A presença de nódulos tireoidianos ou edema nessa região pode produzir efeitos compressivos que limitam a mobilidade laríngea(6,9,11) e favorecem o surgimento de queixas de deglutição. A presença de sintomas compressivos nas doenças tireoidianas benignas não é facilmente avaliada de forma objetiva, mas sabe-se que são mais comuns nos casos cirúrgicos(10). Entretanto, o resultado deste estudo mostrou que mesmo nos casos não cirúrgicos esta função deve ser investigada.

Em relação à análise da EAV, a intensidade da alteração para deglutir foi percebida como moderada. Assim como nos casos de voz(15), pode-se inferir que ao autoavaliar a deglutição o paciente se apoia em sensações físicas de desconforto que o avaliador externo não consegue dimensionar. Portanto, essa pode ser uma estratégia complementar na investigação do desempenho da deglutição nesses casos, parecendo ser a EAV uma alternativa viável de quantificação da intensidade do sintoma.

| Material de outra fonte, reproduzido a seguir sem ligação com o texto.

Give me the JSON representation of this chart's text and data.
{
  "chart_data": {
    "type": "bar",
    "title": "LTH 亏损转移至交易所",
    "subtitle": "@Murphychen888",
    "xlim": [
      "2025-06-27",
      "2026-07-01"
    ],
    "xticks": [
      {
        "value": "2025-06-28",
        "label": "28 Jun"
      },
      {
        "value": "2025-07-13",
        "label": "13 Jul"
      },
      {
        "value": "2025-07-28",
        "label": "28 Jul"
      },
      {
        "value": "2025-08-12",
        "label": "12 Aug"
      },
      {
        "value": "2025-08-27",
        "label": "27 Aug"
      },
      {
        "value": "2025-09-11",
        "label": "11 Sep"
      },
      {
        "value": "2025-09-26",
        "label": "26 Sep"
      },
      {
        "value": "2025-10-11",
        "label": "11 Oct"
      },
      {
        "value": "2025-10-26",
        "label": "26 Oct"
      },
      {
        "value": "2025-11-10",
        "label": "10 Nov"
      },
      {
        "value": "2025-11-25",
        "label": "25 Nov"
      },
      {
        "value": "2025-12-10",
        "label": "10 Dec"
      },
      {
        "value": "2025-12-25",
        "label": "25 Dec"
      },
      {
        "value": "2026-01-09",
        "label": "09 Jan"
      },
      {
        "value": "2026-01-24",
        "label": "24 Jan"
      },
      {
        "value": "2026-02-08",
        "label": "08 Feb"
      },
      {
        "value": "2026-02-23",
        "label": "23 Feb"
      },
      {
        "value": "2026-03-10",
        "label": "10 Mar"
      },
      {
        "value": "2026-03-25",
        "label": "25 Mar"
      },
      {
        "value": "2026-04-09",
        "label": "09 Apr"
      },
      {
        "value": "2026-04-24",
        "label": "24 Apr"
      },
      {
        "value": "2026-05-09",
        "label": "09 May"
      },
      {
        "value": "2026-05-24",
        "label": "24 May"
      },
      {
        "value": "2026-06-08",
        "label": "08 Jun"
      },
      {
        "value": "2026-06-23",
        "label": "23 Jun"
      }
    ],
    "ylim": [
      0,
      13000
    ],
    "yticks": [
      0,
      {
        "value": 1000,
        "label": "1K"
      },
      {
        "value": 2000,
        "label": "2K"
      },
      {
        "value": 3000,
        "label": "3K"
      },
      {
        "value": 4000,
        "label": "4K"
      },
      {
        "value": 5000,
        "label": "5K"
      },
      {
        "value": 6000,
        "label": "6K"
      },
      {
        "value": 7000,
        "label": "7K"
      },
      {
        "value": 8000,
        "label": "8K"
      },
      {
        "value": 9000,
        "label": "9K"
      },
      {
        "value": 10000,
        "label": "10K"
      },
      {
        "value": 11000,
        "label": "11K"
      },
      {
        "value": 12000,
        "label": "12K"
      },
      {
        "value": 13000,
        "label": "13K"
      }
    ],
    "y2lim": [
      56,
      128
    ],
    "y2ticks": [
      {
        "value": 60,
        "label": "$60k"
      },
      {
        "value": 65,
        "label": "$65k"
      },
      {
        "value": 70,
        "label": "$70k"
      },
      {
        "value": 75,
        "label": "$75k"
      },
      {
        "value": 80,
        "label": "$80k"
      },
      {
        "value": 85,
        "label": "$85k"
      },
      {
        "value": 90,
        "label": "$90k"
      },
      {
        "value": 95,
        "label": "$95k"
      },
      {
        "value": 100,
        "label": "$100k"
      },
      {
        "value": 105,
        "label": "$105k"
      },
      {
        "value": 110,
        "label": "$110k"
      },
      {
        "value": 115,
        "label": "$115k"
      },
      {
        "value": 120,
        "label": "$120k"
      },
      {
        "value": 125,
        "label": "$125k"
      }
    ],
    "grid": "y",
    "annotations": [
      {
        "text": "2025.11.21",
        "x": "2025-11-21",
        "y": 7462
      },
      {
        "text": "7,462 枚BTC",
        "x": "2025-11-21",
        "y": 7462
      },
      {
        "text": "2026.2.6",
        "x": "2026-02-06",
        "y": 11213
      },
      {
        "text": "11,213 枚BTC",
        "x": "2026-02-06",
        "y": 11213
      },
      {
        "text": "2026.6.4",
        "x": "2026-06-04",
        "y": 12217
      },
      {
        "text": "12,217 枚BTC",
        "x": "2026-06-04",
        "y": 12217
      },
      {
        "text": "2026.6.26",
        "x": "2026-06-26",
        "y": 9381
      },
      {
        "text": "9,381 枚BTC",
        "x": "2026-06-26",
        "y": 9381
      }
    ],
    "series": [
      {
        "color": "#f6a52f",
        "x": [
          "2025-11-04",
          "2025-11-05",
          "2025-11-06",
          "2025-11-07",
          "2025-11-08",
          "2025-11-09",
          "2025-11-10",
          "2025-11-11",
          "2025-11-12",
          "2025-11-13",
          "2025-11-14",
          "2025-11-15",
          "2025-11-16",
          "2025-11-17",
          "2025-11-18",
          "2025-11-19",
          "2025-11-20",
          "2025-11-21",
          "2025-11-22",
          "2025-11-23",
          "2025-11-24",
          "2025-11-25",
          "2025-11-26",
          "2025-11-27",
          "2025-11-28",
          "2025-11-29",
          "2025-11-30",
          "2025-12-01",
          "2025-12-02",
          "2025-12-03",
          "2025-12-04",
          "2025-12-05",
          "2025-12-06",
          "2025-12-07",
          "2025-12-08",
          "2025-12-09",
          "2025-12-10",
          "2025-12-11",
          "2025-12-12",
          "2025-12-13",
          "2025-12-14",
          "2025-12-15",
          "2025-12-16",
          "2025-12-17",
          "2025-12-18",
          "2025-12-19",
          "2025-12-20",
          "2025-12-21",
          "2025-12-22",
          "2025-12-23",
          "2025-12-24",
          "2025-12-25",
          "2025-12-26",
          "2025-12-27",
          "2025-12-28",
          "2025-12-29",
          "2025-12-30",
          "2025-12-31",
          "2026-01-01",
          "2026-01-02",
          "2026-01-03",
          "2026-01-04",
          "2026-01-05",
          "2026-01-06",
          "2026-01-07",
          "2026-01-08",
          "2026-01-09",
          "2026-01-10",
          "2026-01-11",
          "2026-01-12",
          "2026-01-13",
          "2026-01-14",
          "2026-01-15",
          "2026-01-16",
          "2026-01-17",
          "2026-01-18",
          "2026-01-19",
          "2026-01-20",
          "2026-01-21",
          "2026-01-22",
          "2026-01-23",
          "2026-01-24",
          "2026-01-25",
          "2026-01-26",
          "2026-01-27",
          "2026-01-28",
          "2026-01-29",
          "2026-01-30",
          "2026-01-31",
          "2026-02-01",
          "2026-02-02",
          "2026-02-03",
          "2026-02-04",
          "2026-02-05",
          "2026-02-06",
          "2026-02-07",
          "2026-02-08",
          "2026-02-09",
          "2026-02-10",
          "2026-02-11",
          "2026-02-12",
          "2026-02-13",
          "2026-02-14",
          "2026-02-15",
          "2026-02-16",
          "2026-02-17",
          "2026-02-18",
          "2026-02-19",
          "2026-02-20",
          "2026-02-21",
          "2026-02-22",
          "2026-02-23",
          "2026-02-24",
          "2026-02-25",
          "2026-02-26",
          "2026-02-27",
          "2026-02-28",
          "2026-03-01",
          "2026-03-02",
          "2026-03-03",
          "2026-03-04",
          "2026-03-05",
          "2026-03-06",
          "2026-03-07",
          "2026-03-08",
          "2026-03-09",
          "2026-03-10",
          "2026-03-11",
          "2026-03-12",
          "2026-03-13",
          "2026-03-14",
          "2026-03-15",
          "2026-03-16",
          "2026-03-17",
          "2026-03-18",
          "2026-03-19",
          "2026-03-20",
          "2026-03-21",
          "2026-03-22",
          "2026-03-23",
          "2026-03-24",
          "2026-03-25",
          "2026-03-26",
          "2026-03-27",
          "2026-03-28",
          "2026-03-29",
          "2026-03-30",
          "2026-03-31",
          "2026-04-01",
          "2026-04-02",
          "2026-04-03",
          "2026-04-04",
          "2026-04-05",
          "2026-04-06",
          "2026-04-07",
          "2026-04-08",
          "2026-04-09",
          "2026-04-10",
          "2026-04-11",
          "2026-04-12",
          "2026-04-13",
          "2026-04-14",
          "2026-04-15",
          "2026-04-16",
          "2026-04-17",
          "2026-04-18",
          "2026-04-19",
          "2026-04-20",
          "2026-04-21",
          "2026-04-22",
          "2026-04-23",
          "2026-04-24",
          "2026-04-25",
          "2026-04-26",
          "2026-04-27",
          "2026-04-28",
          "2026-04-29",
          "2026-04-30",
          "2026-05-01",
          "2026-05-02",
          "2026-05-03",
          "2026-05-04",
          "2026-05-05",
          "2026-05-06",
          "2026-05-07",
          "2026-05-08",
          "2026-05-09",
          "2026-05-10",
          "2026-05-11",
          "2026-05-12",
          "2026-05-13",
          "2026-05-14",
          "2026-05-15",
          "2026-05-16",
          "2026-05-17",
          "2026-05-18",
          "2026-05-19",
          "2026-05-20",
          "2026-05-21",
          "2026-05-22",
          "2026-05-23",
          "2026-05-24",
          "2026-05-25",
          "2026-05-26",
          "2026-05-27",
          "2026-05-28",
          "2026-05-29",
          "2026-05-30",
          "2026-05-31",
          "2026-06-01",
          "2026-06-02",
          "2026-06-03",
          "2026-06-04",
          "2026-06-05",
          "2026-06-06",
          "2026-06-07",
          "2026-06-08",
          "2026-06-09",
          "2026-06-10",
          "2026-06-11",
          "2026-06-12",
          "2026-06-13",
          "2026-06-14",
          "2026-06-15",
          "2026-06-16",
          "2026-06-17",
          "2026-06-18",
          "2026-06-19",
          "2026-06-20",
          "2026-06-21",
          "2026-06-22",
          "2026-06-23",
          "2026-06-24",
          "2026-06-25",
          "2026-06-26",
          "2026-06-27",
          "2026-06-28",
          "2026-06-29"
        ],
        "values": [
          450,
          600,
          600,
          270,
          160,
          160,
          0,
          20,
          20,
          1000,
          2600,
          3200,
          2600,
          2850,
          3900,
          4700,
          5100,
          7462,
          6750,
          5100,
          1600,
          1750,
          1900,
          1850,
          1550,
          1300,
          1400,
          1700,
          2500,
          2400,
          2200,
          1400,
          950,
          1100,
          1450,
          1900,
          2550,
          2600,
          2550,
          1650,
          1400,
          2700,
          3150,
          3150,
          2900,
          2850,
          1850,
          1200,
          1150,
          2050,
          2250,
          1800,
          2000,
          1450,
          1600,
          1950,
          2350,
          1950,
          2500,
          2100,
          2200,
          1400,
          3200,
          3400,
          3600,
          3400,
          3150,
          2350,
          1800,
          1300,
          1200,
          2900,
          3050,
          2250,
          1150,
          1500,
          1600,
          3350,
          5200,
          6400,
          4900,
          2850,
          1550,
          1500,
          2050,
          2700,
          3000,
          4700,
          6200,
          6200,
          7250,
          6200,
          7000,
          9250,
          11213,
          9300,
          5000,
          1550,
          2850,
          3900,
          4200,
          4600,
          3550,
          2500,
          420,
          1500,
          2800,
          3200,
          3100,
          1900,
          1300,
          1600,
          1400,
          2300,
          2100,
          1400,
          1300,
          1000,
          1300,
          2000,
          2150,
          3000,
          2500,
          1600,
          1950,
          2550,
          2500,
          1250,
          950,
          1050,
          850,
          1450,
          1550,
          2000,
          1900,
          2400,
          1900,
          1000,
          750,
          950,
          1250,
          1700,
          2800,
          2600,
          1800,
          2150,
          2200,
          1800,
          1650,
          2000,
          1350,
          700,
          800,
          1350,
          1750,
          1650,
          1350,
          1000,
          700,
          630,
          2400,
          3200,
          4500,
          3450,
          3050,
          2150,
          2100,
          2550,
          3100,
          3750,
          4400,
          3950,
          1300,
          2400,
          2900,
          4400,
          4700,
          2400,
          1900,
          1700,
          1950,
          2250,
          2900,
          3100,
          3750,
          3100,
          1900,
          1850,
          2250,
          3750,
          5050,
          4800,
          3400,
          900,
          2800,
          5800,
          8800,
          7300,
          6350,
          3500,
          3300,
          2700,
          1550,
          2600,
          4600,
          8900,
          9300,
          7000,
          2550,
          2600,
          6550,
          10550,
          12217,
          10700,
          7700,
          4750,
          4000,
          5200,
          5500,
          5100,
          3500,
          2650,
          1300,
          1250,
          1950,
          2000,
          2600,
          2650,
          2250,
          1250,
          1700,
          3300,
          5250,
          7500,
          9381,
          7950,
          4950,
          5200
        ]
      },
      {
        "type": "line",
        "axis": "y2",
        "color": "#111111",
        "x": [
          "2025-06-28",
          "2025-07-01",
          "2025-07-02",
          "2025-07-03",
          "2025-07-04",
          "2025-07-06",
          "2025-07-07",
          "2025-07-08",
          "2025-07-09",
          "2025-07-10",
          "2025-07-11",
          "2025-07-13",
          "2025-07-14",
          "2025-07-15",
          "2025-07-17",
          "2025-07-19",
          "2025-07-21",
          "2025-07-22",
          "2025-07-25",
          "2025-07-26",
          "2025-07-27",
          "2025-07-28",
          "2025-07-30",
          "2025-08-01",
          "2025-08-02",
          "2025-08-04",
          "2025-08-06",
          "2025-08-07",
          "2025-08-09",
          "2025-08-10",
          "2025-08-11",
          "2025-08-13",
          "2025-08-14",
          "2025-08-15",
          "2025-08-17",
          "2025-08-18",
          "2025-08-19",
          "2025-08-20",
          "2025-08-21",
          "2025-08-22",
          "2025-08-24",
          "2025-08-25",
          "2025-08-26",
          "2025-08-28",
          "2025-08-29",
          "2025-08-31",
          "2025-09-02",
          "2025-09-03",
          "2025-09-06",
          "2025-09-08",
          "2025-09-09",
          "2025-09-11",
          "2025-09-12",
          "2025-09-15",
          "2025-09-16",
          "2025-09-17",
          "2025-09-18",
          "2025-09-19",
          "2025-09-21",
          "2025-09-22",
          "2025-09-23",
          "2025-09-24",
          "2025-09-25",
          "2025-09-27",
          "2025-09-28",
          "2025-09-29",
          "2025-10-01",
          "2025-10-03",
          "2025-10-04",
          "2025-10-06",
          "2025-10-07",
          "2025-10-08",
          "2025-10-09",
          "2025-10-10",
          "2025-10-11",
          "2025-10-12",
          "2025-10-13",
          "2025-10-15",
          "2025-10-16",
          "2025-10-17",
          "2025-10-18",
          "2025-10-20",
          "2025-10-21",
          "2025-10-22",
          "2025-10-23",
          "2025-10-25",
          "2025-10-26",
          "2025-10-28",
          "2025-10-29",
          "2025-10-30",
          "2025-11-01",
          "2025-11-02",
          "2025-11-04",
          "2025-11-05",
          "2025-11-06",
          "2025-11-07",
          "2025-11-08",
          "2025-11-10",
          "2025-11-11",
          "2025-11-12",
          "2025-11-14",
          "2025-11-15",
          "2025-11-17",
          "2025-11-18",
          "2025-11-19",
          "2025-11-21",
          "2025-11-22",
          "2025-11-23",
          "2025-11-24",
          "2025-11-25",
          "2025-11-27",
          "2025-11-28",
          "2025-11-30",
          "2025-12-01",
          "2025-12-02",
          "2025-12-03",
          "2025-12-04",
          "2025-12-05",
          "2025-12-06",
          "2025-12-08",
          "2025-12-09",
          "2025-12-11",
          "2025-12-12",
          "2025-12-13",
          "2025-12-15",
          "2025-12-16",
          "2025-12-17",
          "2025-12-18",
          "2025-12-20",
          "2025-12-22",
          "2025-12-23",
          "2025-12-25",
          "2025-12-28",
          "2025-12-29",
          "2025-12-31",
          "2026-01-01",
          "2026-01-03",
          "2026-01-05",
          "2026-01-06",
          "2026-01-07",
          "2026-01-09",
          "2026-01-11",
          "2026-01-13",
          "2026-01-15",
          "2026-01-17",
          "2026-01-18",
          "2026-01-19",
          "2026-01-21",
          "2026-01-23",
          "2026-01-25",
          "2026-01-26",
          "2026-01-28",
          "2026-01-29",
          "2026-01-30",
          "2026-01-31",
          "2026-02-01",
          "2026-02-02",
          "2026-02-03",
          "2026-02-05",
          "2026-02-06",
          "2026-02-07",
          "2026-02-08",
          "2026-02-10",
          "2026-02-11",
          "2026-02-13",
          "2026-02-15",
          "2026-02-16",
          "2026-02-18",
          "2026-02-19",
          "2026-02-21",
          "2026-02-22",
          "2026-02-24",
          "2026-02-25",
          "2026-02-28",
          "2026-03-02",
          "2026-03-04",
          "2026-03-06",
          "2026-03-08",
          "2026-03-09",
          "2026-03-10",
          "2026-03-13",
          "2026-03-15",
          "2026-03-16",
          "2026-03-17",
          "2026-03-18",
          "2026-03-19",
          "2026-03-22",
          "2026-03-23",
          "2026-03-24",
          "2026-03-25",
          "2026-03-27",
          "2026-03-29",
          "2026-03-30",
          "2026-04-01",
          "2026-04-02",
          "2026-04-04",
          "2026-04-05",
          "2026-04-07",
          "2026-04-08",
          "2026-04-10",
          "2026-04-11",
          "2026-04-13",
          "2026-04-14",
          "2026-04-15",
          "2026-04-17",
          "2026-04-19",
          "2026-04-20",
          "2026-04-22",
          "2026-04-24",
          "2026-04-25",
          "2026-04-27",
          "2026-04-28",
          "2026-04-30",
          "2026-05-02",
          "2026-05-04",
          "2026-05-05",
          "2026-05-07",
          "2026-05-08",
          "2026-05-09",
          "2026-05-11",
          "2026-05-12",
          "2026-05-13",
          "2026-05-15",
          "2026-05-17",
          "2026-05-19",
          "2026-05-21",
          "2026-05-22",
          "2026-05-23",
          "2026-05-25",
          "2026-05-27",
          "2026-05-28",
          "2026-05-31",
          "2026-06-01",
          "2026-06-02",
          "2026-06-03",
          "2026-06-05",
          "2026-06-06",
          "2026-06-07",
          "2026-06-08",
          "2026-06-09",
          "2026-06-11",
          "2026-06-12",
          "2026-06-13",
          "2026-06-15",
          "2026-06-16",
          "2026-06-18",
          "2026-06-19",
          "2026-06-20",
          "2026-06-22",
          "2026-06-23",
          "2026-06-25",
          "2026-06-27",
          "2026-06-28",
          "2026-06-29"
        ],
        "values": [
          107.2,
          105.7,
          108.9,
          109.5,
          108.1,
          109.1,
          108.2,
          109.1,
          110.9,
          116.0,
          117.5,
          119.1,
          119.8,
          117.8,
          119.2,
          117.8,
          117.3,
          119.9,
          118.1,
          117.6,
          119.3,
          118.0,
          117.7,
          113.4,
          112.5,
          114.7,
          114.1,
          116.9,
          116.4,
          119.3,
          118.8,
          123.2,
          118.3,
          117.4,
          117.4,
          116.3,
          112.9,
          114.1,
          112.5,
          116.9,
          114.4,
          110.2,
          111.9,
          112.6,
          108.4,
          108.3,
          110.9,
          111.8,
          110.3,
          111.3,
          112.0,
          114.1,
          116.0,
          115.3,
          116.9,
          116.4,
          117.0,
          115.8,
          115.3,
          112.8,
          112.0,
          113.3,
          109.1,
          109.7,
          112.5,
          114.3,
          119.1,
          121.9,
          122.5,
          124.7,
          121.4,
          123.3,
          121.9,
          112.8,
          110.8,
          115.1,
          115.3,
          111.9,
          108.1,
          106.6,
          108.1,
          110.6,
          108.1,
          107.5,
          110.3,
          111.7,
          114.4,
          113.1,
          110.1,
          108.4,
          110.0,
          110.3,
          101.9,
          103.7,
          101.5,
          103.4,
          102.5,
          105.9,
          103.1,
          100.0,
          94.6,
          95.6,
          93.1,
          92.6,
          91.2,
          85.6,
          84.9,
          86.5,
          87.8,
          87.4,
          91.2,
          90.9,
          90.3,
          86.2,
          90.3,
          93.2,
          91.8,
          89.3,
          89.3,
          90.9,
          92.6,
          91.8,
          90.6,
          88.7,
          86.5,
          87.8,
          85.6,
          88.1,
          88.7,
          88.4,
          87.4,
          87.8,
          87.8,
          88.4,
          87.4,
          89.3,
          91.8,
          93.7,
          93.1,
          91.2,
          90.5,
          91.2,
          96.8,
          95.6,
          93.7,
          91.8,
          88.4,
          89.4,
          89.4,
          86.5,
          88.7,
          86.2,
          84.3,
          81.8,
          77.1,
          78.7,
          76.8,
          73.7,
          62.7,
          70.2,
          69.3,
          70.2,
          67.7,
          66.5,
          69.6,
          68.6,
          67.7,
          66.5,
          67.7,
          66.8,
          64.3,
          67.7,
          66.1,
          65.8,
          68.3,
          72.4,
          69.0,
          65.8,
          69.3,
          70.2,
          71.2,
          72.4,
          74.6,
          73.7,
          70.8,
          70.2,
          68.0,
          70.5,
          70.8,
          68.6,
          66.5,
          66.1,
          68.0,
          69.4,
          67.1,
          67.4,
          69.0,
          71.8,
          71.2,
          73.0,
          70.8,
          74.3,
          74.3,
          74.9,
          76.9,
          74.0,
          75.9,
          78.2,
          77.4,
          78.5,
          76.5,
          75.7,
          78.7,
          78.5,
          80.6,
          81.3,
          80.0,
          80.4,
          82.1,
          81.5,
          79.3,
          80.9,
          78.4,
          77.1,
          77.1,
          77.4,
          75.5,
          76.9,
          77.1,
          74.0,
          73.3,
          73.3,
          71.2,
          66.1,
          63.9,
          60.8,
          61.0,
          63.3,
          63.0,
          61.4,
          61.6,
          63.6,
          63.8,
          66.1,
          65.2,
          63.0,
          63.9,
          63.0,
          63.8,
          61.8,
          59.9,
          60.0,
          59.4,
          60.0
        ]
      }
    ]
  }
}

Este estudo apresenta algumas limitações. A amostra oriunda de um serviço de saúde e a ausência de indivíduos do gênero masculino e com outros diagnósticos de doença tireoidiana representam um viés de seleção. O registro dos níveis hormonais e o número, tamanho e localização dos nódulos nos prontuários foi inconsistente, inviabilizando a análise dessa informação. Em futuros estudos com amostras maiores, serão considerados fatores confundidores como o refluxo gastroesofágico e a associação do resultado da autopercepção com a avaliação clínica e instrumental da deglutição nessa população.

CONCLUSÃO

Neste estudo, mulheres com doença tireoidiana benigna não cirúrgica apresentaram elevada frequência de queixa para deglutir e consideraram a intensidade dessa alteração como moderada, independentemente do tipo de doença tireoidiana. Os resultados encontrados apontam ser necessário investigar os sintomas de alteração da deglutição nessa população.